As a matter of fact, in the NLP domain people implicitly (or explicitly) use the
lemma information as a reference to an entry in a dictionary. In a way, this is
the only theoretically sound definition of a lemma.
So I would vote for d).
Selon Piotr Banski <[log in to unmask]>:
> In my previous mail, when I referred to the data.word constraint as
> possibly casual, I did not realise that in fact it comes from something
> specific to the medium, that is the
> no-text-where-you-may-fail-to-properly-handle-it restriction of XML/TEI.

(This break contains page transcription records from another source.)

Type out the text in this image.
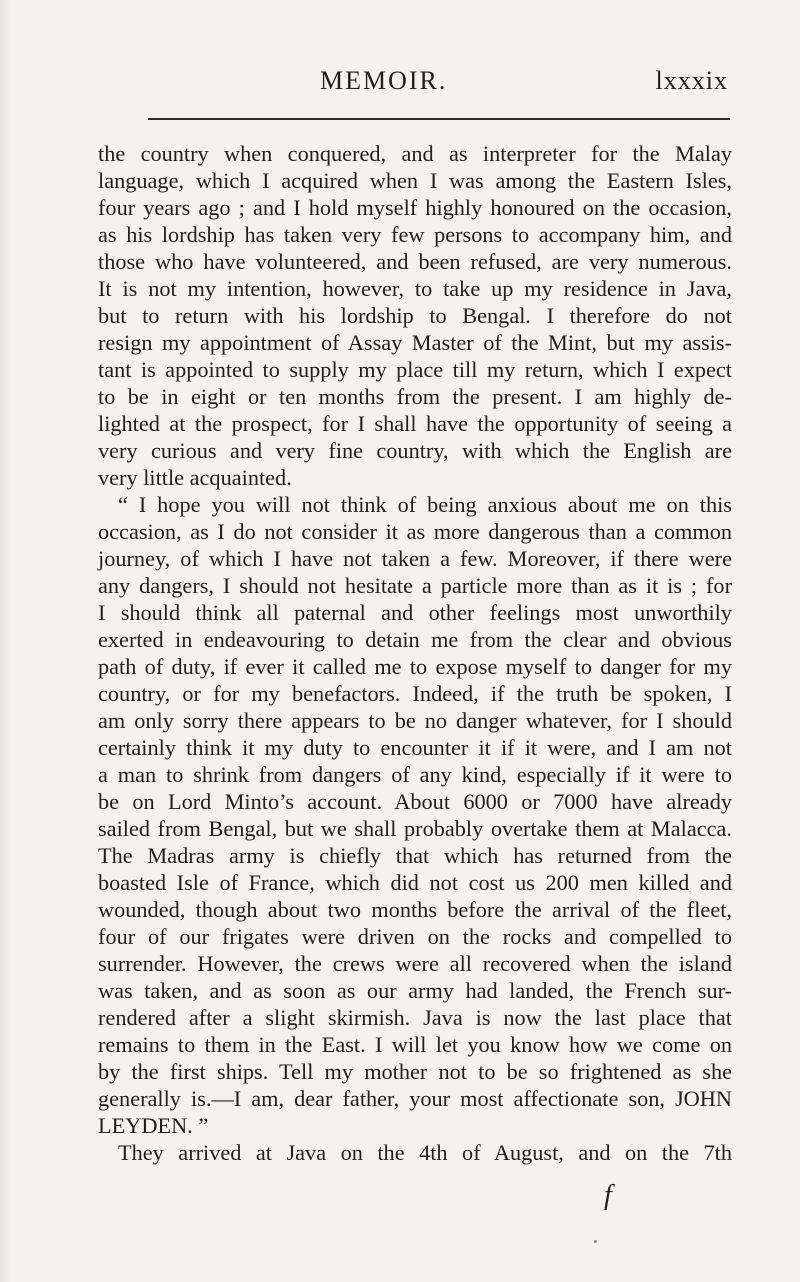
MEMOIR.	lxxxix
the country when conquered, and as interpreter for the Malay
language, which I acquired when I was among the Eastern Isles,
four years ago ; and I hold myself highly honoured on the occasion,
as his lordship has taken very few persons to accompany him, and
those who have volunteered, and been refused, are very numerous.
It is not my intention, however, to take up my residence in Java,
but to return with his lordship to Bengal. I therefore do not
resign my appointment of Assay Master of the Mint, but my assis-
tant is appointed to supply my place till my return, which I expect
to be in eight or ten months from the present. I am highly de-
lighted at the prospect, for I shall have the opportunity of seeing a
very curious and very fine country, with which the English are
very little acquainted.
“ I hope you will not think of being anxious about me on this
occasion, as I do not consider it as more dangerous than a common
journey, of which I have not taken a few. Moreover, if there were
any dangers, I should not hesitate a particle more than as it is ; for
I should think all paternal and other feelings most unworthily
exerted in endeavouring to detain me from the clear and obvious
path of duty, if ever it called me to expose myself to danger for my
country, or for my benefactors. Indeed, if the truth be spoken, I
am only sorry there appears to be no danger whatever, for I should
certainly think it my duty to encounter it if it were, and I am not
a man to shrink from dangers of any kind, especially if it were to
be on Lord Minto’s account. About 6000 or 7000 have already
sailed from Bengal, but we shall probably overtake them at Malacca.
The Madras army is chiefly that which has returned from the
boasted Isle of France, which did not cost us 200 men killed and
wounded, though about two months before the arrival of the fleet,
four of our frigates were driven on the rocks and compelled to
surrender. However, the crews were all recovered when the island
was taken, and as soon as our army had landed, the French sur-
rendered after a slight skirmish. Java is now the last place that
remains to them in the East. I will let you know how we come on
by the first ships. Tell my mother not to be so frightened as she
generally is.—I am, dear father, your most affectionate son, JOHN
LEYDEN. ”
They arrived at Java on the 4th of August, and on the 7th
f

> So FWIW, I understand the need to restrict the 'lemma' attribute, and
> withdraw my implicit vote on option (c) below. Option (d) sounds very
> sensible in this context, cause data.word does only half the job --
> after all, you may run into problems encoding even a single-word exotic
> I found a nice attribute datatype list at
> -- is it still current?
> Daniel O'Donnell wrote:
> > On Thu, 2007-05-03 at 17:16 +0100, Lou Burnard wrote:
> >> The choice on which I asked for Guidance from the Council (and now ask
> >> the TEI-L readership more generally) is whether we should
> >> (a) continue with the existing system
> >> (b) *remove* the @lemma attribute in favour of a <lemma> child
> >> (c) redefine the @lemma attribute to use a different datatype which does
> >> permit included spaces
> > Or d) lemma information should not necessarily be encoded in the text
> > stream but encoded elsewhere and pointed at using a reference.